I'm guessing if we were to build custom functions that scan through the text to behave like the Position() and PatternCount() functions, the theoretical speed difference would come into play. But why not here? Are my tests flawed? Is the difference noticable in different versions or different OSs? Or are these functions somehow optimized with some internal search algorithm that makes them fast enough to work with large text fields?

:qwery:

Attached is my test file.

WordSearch.fp5.zip

August 16, 200619 yr

Hi Mike,

While on 7.v2, I ran a test between them but the test was unstructured. I used a field with 10,000 words. But I used a copy of my LineItems (500,000). The difference, if I recall, was approx 10 seconds. Not much really but 10 seconds is a long time to a User when they are waiting for system.

How many records did you use for your test?

August 16, 200619 yr

I have arrived at the same conclusion when I tested this a couple of months ago. I did not make this public yet because it's a part of a larger test, and the other part is not finished yet. Now you had to go and let half of the cat out of the bag...

August 16, 200619 yr

I think that counts as a cat still in the bag.

Phil

August 16, 200619 yr

I think that depends on whether you want to consider the bag as half-empty or half-full.

In any case, I am consulting Mr. Schrödinger regarding the health of the cat.

August 17, 200619 yr

Author

From LaRetta's description, it sounded like her tests showed differences when looping though a large record set.
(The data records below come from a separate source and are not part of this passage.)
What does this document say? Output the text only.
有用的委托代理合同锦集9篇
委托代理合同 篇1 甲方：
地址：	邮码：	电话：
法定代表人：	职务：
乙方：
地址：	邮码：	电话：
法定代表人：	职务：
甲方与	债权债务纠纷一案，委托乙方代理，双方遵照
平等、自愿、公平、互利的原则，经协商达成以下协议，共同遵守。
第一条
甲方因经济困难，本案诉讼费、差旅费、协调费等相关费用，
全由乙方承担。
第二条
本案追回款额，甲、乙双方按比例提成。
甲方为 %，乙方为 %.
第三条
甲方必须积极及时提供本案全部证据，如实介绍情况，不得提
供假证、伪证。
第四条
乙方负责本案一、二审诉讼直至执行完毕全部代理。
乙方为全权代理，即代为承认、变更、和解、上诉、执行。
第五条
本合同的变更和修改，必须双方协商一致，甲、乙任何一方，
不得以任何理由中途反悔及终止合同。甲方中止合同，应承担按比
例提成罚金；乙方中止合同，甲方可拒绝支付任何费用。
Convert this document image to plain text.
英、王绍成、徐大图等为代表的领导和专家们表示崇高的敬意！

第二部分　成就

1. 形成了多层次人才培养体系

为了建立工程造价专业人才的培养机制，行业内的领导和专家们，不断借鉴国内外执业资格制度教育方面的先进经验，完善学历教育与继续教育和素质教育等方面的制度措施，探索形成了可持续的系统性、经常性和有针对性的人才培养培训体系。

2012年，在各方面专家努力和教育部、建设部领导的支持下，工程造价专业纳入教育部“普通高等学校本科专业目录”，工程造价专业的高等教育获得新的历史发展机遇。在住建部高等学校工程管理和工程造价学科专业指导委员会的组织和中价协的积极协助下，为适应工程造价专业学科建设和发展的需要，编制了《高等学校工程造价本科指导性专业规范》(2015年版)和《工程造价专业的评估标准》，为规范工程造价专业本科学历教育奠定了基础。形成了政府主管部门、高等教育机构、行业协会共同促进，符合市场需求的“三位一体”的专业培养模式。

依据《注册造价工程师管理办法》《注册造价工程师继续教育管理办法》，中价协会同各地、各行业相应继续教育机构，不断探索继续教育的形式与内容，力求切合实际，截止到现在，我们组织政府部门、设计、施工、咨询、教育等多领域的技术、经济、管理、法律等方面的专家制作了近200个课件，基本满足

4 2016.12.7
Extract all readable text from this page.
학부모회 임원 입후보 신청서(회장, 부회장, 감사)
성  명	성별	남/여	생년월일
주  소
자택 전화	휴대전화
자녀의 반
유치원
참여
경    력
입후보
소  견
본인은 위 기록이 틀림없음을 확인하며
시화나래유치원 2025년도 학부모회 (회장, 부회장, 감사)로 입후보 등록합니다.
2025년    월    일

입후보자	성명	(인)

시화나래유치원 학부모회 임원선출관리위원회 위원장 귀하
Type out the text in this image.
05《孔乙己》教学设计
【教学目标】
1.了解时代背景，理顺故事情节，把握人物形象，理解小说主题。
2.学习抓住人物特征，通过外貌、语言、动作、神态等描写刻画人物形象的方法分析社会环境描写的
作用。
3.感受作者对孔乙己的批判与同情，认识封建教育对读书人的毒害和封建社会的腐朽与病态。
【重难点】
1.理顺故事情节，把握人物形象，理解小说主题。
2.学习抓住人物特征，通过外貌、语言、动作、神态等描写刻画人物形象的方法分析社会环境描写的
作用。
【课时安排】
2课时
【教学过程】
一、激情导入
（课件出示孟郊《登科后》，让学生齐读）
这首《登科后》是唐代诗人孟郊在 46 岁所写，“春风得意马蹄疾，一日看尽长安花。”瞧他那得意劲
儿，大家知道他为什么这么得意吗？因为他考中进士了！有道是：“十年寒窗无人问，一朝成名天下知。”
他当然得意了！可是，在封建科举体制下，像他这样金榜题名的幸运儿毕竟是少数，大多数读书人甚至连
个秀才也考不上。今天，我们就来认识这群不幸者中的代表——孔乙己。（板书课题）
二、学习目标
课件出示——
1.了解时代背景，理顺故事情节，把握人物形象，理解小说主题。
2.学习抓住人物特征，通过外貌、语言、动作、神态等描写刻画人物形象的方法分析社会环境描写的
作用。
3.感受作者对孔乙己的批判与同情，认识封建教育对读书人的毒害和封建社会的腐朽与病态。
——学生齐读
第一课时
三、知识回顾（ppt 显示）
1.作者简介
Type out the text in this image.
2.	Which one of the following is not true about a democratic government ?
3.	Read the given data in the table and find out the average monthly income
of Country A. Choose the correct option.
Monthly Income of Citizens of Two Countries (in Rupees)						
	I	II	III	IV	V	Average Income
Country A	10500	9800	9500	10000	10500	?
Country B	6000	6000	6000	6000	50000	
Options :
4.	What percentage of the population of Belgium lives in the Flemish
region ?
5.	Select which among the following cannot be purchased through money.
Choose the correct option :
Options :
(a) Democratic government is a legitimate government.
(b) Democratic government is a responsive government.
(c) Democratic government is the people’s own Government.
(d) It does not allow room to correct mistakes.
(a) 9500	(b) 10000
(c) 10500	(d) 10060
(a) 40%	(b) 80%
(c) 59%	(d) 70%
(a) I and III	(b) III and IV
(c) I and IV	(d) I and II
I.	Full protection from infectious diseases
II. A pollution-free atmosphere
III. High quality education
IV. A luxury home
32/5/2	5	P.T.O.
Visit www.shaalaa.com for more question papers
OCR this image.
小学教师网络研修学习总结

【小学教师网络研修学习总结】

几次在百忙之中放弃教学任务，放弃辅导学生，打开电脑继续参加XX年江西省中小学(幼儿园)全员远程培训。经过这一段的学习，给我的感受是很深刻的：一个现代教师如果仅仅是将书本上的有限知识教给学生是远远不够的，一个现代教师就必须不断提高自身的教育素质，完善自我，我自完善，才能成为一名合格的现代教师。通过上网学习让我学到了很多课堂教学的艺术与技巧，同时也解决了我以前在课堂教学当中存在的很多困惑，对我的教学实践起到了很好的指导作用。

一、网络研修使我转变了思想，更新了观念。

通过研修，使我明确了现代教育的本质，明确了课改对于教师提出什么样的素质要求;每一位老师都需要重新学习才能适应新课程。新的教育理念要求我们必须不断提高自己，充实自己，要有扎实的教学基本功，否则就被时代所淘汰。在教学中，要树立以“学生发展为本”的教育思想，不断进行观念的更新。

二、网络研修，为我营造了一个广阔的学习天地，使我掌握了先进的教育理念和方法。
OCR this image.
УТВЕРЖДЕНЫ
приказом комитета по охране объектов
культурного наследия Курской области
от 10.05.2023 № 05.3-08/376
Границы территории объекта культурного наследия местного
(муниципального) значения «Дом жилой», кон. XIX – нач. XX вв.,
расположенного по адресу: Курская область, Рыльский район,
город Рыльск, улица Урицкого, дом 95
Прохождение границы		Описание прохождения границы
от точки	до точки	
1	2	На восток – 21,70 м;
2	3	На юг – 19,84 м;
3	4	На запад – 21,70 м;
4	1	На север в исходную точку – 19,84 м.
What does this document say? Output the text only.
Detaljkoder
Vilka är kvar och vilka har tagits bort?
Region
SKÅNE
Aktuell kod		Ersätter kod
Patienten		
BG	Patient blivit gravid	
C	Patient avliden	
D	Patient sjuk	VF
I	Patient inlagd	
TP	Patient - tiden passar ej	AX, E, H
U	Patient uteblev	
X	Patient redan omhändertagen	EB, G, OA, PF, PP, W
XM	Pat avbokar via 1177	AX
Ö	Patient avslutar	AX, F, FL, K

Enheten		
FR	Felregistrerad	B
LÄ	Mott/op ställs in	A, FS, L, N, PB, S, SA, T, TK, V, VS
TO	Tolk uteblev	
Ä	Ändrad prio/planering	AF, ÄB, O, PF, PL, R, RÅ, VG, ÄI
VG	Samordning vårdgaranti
I don't know how often this sort of thing happens in a real solution (doesn't seem very efficient), but based on this I'm in the process of running these and other tests while looping through a large record set.

I think I see why comment hadn't posted this yet. There seem to be a lot of other things that have a greater effect on performance than merely whether the test is Position() or PatternCount(). Although it's turning into more of a can of worms than a half a cat.

I should have something more definitive in a day or two.

August 17, 200619 yr

There seem to be a lot of other things that have a greater effect on performance than merely whether the test is Position() or PatternCount().

So true, Mike. That is why the tests must be identical, each using a backup of the same file. I even reboot my system between the two tests. Because I've ran tests using the same open file and skewed the second results because of system resources or FM indexing on same file etc. The only observation I could make in my ONE test is that, the larger the record-set, the more obvious the difference between the two. ONE test does NOT a theory make but it SUGGESTS there is a difference, although slight. Since FM can't calculate nanonseconds, only large record-sets can display these differences in countable seconds.